Schwab ve Davos’taki arkadaşlarının dünyadaki
toplumsal sorunların çözüme kavuşturulacağı sürece mega şirketlerin öncülük
etmeleri ve bu şirketlerin sadece para kazanmakla yetinmemeleri gerektiğinden
bahsettiği günlerde ABD Başkanı Donald Trump, bu insanlara borsaların yüksek
rakamlarla kapandığını, kapitalizmin onlar sayesinde iyi işlediğini, çevre
krizi veya artan eşitsizlik konusunda enseyi karartmamak gerektiğini
söylüyordu.
Schwab’ın Davos Manifestosu’nu yayımladığı
günlerde Oxfam, küresel eşitsizlikle ilgili yıllık raporunu açıkladı. Oxfam’ın
raporuna göre bugün dünyada 2153 milyarder, dünya nüfusunun yüzde altmışını
teşkil eden 4,6 milyar insandan daha fazla servete sahip. Dünyadaki 22 zengin, bugün Afrika’daki tüm kadınların toplamından daha fazla zenginliği
elinde bulunduruyor.

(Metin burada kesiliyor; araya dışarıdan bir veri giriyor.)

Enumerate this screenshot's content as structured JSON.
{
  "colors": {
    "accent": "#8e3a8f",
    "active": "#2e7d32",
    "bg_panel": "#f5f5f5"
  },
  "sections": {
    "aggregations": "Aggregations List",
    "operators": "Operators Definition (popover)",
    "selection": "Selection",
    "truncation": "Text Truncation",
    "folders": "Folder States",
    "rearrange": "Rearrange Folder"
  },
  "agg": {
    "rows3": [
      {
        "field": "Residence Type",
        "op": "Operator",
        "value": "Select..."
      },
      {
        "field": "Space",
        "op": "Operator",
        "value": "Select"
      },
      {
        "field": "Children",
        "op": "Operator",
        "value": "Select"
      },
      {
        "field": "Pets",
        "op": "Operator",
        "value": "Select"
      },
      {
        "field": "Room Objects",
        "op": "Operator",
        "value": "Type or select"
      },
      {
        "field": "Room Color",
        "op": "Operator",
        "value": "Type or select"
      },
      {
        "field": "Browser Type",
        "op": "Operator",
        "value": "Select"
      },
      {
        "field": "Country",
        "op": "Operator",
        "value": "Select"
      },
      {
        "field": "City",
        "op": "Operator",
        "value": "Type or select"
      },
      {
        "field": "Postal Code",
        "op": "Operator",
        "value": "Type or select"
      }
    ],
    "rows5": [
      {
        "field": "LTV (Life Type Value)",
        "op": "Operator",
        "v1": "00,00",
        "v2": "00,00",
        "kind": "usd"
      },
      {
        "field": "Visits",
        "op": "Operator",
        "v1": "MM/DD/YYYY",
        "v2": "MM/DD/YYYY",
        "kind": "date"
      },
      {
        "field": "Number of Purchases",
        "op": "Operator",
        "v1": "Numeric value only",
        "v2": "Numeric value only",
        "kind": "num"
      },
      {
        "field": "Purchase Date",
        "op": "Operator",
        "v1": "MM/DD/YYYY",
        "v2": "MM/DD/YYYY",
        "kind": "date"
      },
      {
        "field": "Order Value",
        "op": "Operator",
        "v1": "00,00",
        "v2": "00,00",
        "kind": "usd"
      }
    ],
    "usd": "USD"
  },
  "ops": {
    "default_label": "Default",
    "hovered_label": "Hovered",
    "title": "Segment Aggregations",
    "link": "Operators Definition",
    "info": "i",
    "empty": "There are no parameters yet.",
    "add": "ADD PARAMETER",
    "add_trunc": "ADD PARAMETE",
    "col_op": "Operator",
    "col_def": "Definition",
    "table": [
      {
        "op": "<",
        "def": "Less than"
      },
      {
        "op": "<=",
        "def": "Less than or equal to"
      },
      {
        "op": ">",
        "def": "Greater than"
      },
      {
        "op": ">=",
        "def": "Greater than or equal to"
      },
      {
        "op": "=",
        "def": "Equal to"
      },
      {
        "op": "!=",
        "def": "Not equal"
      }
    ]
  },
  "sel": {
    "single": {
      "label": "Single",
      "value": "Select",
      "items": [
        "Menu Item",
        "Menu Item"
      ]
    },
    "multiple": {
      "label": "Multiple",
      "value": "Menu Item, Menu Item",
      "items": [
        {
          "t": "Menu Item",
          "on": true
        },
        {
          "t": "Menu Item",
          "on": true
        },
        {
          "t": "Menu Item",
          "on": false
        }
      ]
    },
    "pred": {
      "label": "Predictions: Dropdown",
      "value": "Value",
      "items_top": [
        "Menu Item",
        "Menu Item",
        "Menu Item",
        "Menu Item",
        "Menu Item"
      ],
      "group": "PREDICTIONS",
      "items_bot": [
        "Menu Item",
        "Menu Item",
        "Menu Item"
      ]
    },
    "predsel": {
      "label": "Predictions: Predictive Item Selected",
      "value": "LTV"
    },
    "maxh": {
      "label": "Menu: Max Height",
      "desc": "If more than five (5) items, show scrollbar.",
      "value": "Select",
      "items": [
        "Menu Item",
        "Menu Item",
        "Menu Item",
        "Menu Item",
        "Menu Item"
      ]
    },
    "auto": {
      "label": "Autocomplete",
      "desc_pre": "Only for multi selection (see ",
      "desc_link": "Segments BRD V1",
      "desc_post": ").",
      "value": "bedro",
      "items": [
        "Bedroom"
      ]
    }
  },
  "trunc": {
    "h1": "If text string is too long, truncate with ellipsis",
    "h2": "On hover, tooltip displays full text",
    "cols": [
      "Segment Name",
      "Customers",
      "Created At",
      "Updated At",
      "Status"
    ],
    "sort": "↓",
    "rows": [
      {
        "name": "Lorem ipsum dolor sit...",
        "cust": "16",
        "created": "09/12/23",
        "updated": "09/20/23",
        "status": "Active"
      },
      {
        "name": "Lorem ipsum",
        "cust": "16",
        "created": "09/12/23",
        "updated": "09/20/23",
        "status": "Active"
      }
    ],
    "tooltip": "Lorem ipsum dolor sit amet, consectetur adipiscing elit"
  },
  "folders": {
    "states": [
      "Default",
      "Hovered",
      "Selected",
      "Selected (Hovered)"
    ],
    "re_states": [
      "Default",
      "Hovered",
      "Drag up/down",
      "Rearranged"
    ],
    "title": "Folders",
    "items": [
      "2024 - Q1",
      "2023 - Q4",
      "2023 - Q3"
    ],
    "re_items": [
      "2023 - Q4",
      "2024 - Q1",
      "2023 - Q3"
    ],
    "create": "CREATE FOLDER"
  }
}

Her gün kadınlar, 12,5 milyar saat ücretsiz çalışıyorlar,
böylelikle her yıl dünya ekonomisine 10,8 trilyon dolar katkı sunuyorlar, bu
rakamsa dünyada teknoloji üreten sanayinin ürettiği değerin üç katından fazla. En
zengin yüzde birlik kesimden önümüzdeki on yıl boyunca vergi alınması durumunda,
yaşlı ve çocuk bakımı, eğitim ve sağlık gibi sektörlerde 117 milyon iş imkânı
oluşturmak için gerekli yatırıma denk para elde edilebiliyor.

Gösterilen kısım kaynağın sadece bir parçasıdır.